Lauréate du 15e Prix de la Fondation Ricard, Lili Reynaud-Dewar succède à des personnalités désormais solidement installées dans le paysage artistique français et international, tels que Natacha Lesueur, Loris Gréaud, Mircea Cantor, Raphaël Zarka ou Adrien Missika. Le Prix Ricard s’attèle en effet à promouvoir la scène émergente française en offrant notamment au Centre Pompidou une œuvre du lauréat qu’il aura désigné. En 2013, les trois vidéos de Lili Reynaud-Dewar, intitulées I’m intact and I don’t care, ont donc intégré le fonds du Centre Pompidou, et se trouvent d’ailleurs exposées dans les galeries des collections permanentes du musée.

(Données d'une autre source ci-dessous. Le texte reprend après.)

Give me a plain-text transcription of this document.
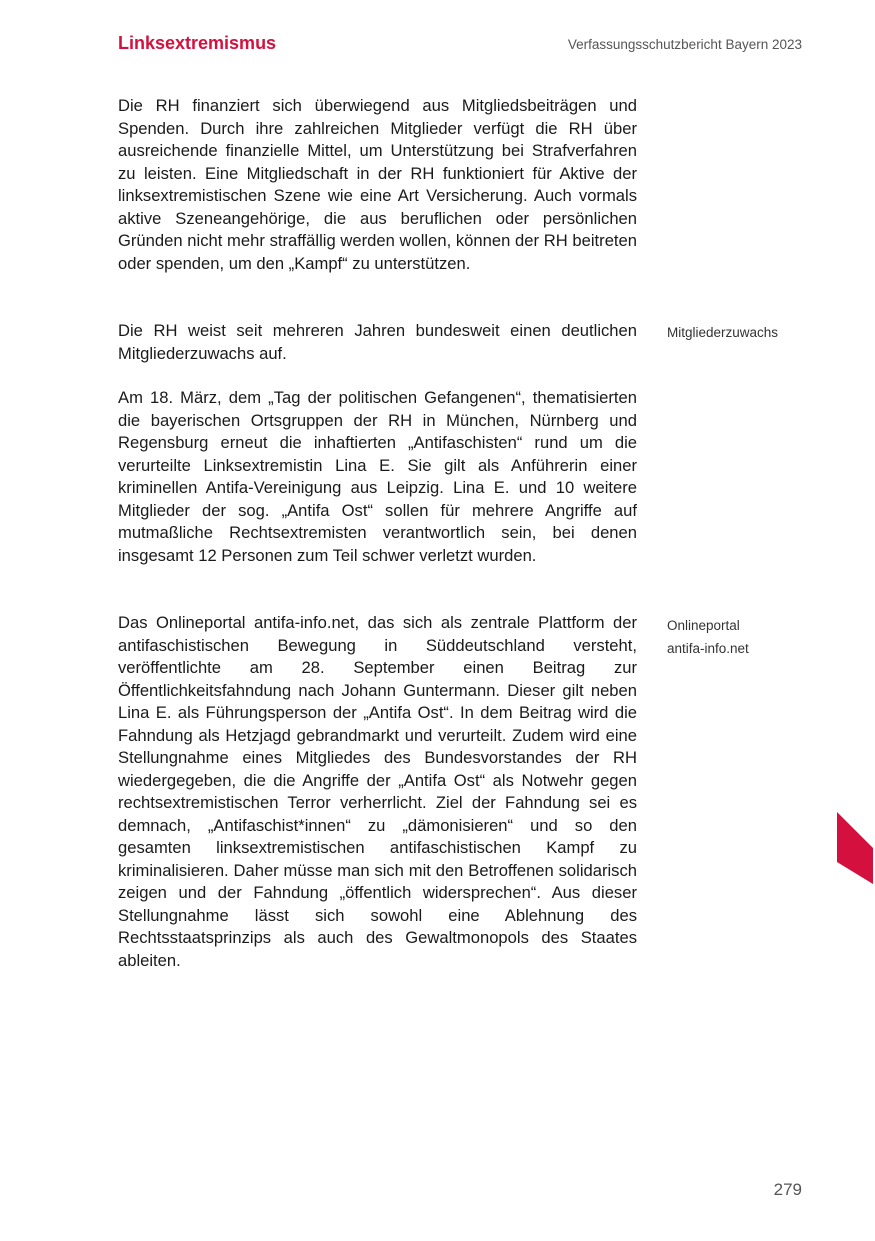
Linksextremismus	Verfassungsschutzbericht Bayern 2023

Die RH finanziert sich überwiegend aus Mitgliedsbeiträgen und Spenden. Durch ihre zahlreichen Mitglieder verfügt die RH über ausreichende finanzielle Mittel, um Unterstützung bei Strafverfahren zu leisten. Eine Mitgliedschaft in der RH funktioniert für Aktive der linksextremistischen Szene wie eine Art Versicherung. Auch vormals aktive Szeneangehörige, die aus beruflichen oder persönlichen Gründen nicht mehr straffällig werden wollen, können der RH beitreten oder spenden, um den „Kampf“ zu unterstützen.

Die RH weist seit mehreren Jahren bundesweit einen deutlichen Mitgliederzuwachs auf.

Am 18. März, dem „Tag der politischen Gefangenen“, thematisierten die bayerischen Ortsgruppen der RH in München, Nürnberg und Regensburg erneut die inhaftierten „Antifaschisten“ rund um die verurteilte Linksextremistin Lina E. Sie gilt als Anführerin einer kriminellen Antifa-Vereinigung aus Leipzig. Lina E. und 10 weitere Mitglieder der sog. „Antifa Ost“ sollen für mehrere Angriffe auf mutmaßliche Rechtsextremisten verantwortlich sein, bei denen insgesamt 12 Personen zum Teil schwer verletzt wurden.

Das Onlineportal antifa-info.net, das sich als zentrale Plattform der antifaschistischen Bewegung in Süddeutschland versteht, veröffentlichte am 28. September einen Beitrag zur Öffentlichkeitsfahndung nach Johann Guntermann. Dieser gilt neben Lina E. als Führungsperson der „Antifa Ost“. In dem Beitrag wird die Fahndung als Hetzjagd gebrandmarkt und verurteilt. Zudem wird eine Stellungnahme eines Mitgliedes des Bundesvorstandes der RH wiedergegeben, die die Angriffe der „Antifa Ost“ als Notwehr gegen rechtsextremistischen Terror verherrlicht. Ziel der Fahndung sei es demnach, „Antifaschist*innen“ zu „dämonisieren“ und so den gesamten linksextremistischen antifaschistischen Kampf zu kriminalisieren. Daher müsse man sich mit den Betroffenen solidarisch zeigen und der Fahndung „öffentlich widersprechen“. Aus dieser Stellungnahme lässt sich sowohl eine Ablehnung des Rechtsstaatsprinzips als auch des Gewaltmonopols des Staates ableiten.

Mitgliederzuwachs
Onlineportal
antifa-info.net
279
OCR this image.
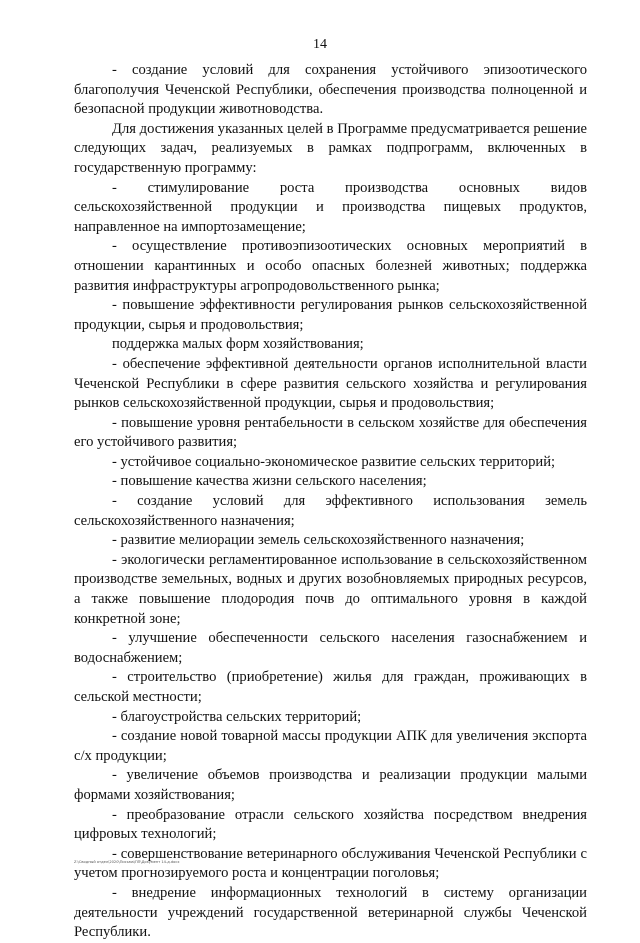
14

- создание условий для сохранения устойчивого эпизоотического благополучия Чеченской Республики, обеспечения производства полноценной и безопасной продукции животноводства.

Для достижения указанных целей в Программе предусматривается решение следующих задач, реализуемых в рамках подпрограмм, включенных в государственную программу:

- стимулирование роста производства основных видов сельскохозяйственной продукции и производства пищевых продуктов, направленное на импортозамещение;

- осуществление противоэпизоотических основных мероприятий в отношении карантинных и особо опасных болезней животных; поддержка развития инфраструктуры агропродовольственного рынка;

- повышение эффективности регулирования рынков сельскохозяйственной продукции, сырья и продовольствия;

поддержка малых форм хозяйствования;

- обеспечение эффективной деятельности органов исполнительной власти Чеченской Республики в сфере развития сельского хозяйства и регулирования рынков сельскохозяйственной продукции, сырья и продовольствия;

- повышение уровня рентабельности в сельском хозяйстве для обеспечения его устойчивого развития;

- устойчивое социально-экономическое развитие сельских территорий;

- повышение качества жизни сельского населения;

- создание условий для эффективного использования земель сельскохозяйственного назначения;

- развитие мелиорации земель сельскохозяйственного назначения;

- экологически регламентированное использование в сельскохозяйственном производстве земельных, водных и других возобновляемых природных ресурсов, а также повышение плодородия почв до оптимального уровня в каждой конкретной зоне;

- улучшение обеспеченности сельского населения газоснабжением и водоснабжением;

- строительство (приобретение) жилья для граждан, проживающих в сельской местности;

- благоустройства сельских территорий;

- создание новой товарной массы продукции АПК для увеличения экспорта с/х продукции;

- увеличение объемов производства и реализации продукции малыми формами хозяйствования;

- преобразование отрасли сельского хозяйства посредством внедрения цифровых технологий;

- совершенствование ветеринарного обслуживания Чеченской Республики с учетом прогнозируемого роста и концентрации поголовья;

- внедрение информационных технологий в систему организации деятельности учреждений государственной ветеринарной службы Чеченской Республики.

Z:\Сводный отдел\2020\Письма\ПП\Документ 14-д.docx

A son tour, l’exposition «Vivre avec ça?!» présente cinq vidéos projetées sur trois télés et deux écrans suspendus, où l’on perçoit Lili Reynaud-Dewar nue, le corps recouvert de peinture sombre, dansant ou flânant dans les salles du Centre Pompidou, de l’Atelier Brancusi ou de la Fondation Generali. L’ombre de son corps se projette sur les murs des institutions ou interfère avec les films projetés dans les espaces d’exposition. L’artiste bondit, sautille, balance les bras de droite à gauche, propose des séries de petits pas, va-et-vient. Elle exécute ainsi en boucle de courtes séquences chorégraphiées. Son corps sombre contraste avec sa courte chevelure blonde. Elle perd l’équilibre, agite une jambe, saisit sa cheville, dandine son arrière-train, joue des mouvements au sol, ou tapote encore sur ses cuisses comme s’il s’agissait de tambours ou d’instruments de percussion.

Par-là, l’incroyable vitalité de ses performances évoque dans notre imaginaire les spectacles des danseuses de cabaret ou des meneuses de revue. D’ailleurs, on apprend effectivement que les mouvements exécutés par Lili Reynaud-Dewar sont des répliques de chorégraphies de l’actrice Joséphine Baker. La volonté de l’artiste de projeter en noir et blanc et sans son les films relatant ses performances peut alors apparaître comme un nouvel hommage à l’univers filmique muet des années 1920-1930, et à sa star métissée d’origine afro-américaine et amérindienne.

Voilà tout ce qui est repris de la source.